On Fri, Jul 27, 2007 at 01:54:00PM +0300, Shachar Shemesh wrote:
> So it does! Despite the fact that, when reading the docs, I said to
> myself "pay attention - they measure KB rather than Kb", I made the
> mistake. Thanks for spotting it.

Great.

> So just so we make sure we're on the same page here, when the docs say
> "K" you mean 1000, and when you say "M" you mean 1,000,000, right? Or
> are you "one of those people" who count bytes in a little over the
> metric meaning of the suffixes?

K is 1<<10, and M is 1<<20.

> All sarcasm aside, if the whole industry measures a quantity using a
> certain unit, and one program measures it using another, I call that "a
> usability bug".

Right. Alas, I assure you there's a big community of people who'd be
confused and upset if we went the other way too. Most network things
measure in bits, and most application things measure in bytes.

Or said another way, most (unix) sysadmins measure application bandwidth
in bits, and most (Windows) users measure application bandwidth in bytes.

> Back to the subject at hand, though.
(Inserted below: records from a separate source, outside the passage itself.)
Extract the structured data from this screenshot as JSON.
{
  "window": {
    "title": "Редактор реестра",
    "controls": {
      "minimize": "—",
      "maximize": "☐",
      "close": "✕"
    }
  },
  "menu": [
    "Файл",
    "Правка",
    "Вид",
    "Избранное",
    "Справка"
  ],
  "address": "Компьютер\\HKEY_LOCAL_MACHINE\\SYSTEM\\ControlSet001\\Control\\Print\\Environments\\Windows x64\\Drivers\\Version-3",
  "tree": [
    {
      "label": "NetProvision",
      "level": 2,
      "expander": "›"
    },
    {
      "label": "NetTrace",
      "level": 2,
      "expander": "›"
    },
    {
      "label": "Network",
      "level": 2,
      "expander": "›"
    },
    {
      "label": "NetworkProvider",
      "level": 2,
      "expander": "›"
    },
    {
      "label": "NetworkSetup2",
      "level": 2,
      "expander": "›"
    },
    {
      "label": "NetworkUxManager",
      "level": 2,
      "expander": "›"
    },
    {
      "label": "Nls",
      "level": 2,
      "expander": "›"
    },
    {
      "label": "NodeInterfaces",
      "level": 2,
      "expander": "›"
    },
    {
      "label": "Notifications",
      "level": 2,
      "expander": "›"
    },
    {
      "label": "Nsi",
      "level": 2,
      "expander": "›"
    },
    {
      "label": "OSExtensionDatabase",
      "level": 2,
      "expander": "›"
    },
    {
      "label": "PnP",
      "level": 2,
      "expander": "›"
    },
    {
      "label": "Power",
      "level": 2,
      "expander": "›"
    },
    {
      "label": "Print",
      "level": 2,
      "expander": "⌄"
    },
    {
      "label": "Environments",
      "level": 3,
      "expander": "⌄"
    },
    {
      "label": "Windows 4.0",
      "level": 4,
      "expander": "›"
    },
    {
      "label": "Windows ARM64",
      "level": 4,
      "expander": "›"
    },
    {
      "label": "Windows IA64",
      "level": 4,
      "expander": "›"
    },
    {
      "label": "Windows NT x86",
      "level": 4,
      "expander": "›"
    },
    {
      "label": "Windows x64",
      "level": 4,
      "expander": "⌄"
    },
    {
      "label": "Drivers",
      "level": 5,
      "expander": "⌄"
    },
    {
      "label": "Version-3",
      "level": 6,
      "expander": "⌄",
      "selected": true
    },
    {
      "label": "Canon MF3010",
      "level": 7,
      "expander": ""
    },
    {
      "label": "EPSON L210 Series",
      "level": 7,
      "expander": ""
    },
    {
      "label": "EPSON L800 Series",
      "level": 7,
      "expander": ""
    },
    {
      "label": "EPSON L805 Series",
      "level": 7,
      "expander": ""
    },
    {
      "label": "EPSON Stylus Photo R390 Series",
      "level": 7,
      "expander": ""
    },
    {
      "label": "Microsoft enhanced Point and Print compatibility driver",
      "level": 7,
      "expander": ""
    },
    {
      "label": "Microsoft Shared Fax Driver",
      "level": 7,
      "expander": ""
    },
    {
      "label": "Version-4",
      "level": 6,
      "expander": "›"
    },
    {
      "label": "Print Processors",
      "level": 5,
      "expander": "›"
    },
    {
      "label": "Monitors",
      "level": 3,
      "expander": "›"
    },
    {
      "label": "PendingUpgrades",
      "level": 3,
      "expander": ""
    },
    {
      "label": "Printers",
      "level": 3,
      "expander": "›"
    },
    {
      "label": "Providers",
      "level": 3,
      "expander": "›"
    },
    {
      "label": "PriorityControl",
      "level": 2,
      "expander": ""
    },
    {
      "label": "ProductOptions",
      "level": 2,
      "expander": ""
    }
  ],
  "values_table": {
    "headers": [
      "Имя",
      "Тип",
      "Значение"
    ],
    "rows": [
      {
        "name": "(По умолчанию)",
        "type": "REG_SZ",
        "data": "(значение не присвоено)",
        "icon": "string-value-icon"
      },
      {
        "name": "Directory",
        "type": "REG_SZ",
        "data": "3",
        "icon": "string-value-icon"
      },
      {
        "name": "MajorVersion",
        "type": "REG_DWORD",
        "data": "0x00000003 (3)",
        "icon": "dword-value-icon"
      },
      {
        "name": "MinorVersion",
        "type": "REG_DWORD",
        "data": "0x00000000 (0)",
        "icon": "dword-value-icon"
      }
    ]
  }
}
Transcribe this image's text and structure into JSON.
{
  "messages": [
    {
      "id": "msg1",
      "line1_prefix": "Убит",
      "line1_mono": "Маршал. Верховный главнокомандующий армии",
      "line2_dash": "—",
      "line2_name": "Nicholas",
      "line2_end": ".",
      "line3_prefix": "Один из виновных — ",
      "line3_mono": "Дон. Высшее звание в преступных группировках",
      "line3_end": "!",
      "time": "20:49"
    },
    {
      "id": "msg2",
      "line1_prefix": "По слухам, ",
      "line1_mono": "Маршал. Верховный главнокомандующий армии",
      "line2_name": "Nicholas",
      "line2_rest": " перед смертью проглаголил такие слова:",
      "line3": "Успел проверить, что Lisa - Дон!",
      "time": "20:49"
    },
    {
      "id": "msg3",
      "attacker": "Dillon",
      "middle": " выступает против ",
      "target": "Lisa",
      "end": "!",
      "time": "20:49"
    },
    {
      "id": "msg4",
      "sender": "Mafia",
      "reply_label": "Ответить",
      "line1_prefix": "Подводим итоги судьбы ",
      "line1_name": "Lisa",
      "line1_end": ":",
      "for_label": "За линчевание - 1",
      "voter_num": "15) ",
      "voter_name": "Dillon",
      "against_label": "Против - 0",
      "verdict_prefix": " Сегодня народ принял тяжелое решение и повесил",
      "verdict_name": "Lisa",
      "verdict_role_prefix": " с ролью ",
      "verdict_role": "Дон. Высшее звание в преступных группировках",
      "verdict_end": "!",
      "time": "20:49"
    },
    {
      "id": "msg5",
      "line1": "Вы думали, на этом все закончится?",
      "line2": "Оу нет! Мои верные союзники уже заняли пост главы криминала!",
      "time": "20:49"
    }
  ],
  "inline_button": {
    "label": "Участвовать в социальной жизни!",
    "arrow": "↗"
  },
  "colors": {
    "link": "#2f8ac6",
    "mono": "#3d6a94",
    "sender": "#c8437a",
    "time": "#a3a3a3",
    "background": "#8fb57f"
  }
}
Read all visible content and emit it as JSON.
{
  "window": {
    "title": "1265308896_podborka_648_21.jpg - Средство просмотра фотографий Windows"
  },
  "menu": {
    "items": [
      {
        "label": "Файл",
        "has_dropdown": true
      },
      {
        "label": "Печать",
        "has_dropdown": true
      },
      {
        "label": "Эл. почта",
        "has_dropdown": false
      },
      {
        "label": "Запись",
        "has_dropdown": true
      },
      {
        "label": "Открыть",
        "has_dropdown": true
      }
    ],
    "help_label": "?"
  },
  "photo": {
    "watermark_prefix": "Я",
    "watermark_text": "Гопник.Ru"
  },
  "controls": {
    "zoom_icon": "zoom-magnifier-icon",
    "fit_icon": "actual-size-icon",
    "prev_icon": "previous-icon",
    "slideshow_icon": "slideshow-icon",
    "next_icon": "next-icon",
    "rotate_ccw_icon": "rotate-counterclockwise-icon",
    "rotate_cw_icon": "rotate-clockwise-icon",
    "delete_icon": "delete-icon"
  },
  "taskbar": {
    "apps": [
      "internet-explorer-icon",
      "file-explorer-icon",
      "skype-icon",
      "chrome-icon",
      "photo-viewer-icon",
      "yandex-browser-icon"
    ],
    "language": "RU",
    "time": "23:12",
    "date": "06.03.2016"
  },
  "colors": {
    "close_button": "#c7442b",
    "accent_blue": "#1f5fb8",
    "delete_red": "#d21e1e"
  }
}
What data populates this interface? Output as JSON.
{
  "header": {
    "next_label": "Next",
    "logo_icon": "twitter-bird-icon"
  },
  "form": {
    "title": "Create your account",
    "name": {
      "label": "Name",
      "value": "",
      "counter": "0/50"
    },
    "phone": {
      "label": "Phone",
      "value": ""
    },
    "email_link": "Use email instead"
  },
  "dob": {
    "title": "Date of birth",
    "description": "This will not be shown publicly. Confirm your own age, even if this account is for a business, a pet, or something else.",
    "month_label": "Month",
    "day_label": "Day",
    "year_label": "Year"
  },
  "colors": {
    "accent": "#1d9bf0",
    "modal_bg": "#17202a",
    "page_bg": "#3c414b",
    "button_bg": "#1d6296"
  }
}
It seems that up until this morning
> Tor was not using the full bandwidth I was allowing it to. Does that
> mean that I can assume that that's the current demand levels?

You mean back when it was using about 10mbit? My guess is this would
be some limitation on your system or your network. Most likely network,
but all I have to go on are the graphs. :) An unconstrained Tor server
will use about 40mbit sustained these days if you let it.